Scandic Svolvær is the ideal base for experiencing northern adventures.

The city hotel surrounded by water

TEXT: ALYSSA NILSEN | PHOTOS © KJELL OVE STORVIK

In the north of Norway, Scandic Svolvær is situated on the island of Lamholmen, right in the middle of Svolvær town centre and surrounded by the wild and wonderful archipelago.

Built in 1995 and renovated in 2017, the hotel boasts 146 rooms, a restaurant, and conference facilities for up to 200 guests.

Sitting on an island in Svolvær town centre, the hotel is surrounded by water, which makes for spectacular views from the hotel’s panorama windows. The proximity to the ocean, the mountains and all of Svolvær’s restaurants and shopping opportunities makes it the ideal place for a varied holiday.
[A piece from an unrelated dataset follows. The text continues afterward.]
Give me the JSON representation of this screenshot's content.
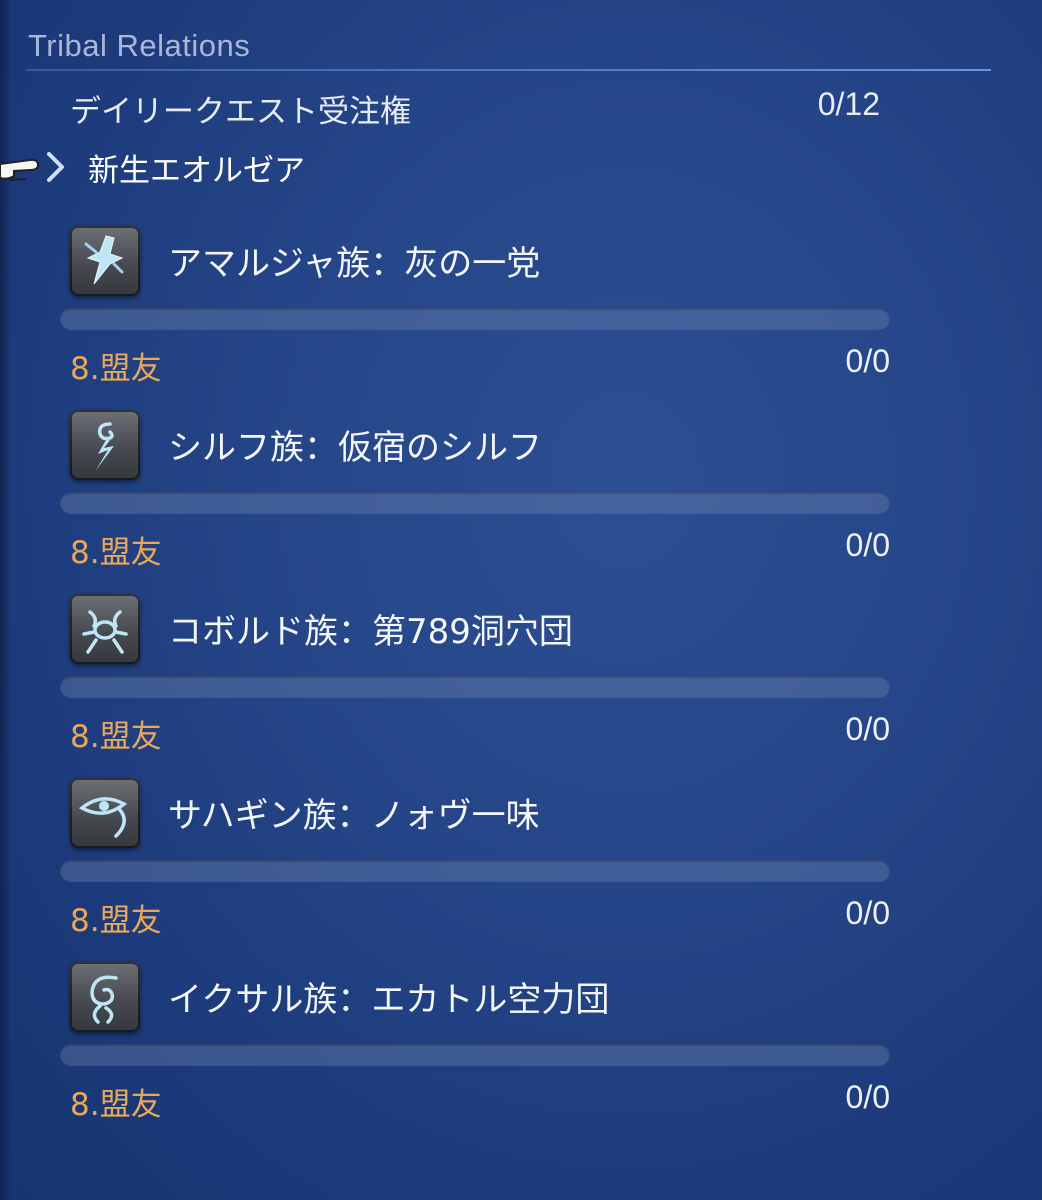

Parking at the hotel is free, there are plenty of chargers for electric cars, and the island is connected to the mainland by a bridge. Should you get the urge to go on a bike ride but have not come prepared, the hotel also has a few rental bikes for guests to borrow for free.
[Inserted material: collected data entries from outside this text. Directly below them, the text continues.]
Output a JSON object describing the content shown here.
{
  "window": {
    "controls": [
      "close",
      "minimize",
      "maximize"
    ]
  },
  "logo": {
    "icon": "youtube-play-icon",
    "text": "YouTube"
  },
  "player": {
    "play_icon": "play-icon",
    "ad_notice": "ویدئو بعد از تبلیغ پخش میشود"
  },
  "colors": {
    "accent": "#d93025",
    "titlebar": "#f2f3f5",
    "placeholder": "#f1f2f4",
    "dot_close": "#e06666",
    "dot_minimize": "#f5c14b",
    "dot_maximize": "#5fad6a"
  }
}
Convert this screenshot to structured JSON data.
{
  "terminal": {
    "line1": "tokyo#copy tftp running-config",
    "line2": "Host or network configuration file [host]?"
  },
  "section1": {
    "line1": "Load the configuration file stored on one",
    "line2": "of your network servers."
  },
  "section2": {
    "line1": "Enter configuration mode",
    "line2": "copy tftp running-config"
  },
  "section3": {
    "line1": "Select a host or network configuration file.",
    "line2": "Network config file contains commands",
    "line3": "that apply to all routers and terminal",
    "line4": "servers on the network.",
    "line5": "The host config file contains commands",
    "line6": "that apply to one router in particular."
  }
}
For those who travel up north to seek out adventure and nature experiences, Scandic Svolvær is the perfect base to travel out from and return to. With immediate access to mountains and the ocean, guests can experience snowshoe hikes, biking or fishing, and the hotel is happy to help through collaborations with local companies. For those who want to try out randoné skiing, the area is ideal, with the opportunity to start out at sea level and climb up to 700 metres straight uphill for amazing views of the area.

Should you want to try fishing without having to leave the comfort of the hotel, part of Scandic Svolvær is built on top of the water, featuring two indoor fishing holes: one in the restaurant and another in one of the hotel rooms.
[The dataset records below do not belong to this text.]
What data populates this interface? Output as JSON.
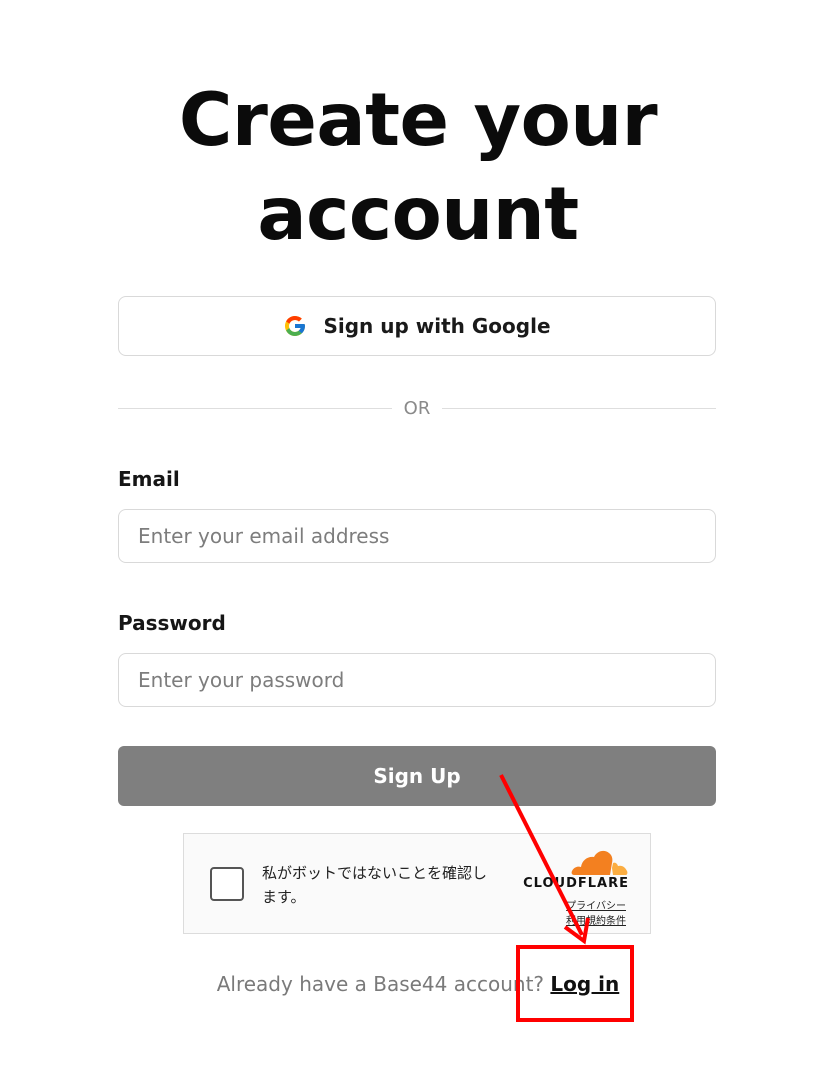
{
  "page": {
    "title_line1": "Create your",
    "title_line2": "account"
  },
  "google_button": {
    "icon": "google-g-icon",
    "label": "Sign up with Google"
  },
  "divider": {
    "text": "OR"
  },
  "email": {
    "label": "Email",
    "placeholder": "Enter your email address",
    "value": ""
  },
  "password": {
    "label": "Password",
    "placeholder": "Enter your password",
    "value": ""
  },
  "signup_button": {
    "label": "Sign Up"
  },
  "captcha": {
    "checkbox_text": "私がボットではないことを確認します。",
    "brand": "CLOUDFLARE",
    "privacy_link": "プライバシー",
    "terms_link": "利用規約条件"
  },
  "footer": {
    "prompt": "Already have a Base44 account?",
    "login_link": "Log in"
  },
  "colors": {
    "signup_button_bg": "#7f7f7f",
    "annotation_red": "#ff0000",
    "cloudflare_orange": "#f38020"
  }
}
A different and exotic view for international and non-locals alike might be the stockfish hanging at the harbour, right outside the door. Lamholmen is a modern fishing community, and the fish is dried and preserved in the traditional manner of hanging on wooden racks outside. “Another landmark is The Fisherman’s Wife,” general manager Gunhild Elisabeth Laundal enthuses. “It’s a floodlit sculpture by Per Ung, which waves to the open sea, and the hotel has a full view of the statue.”

In March, the sister hotel Scandic Vestfjord Lofoten will be opening in the town.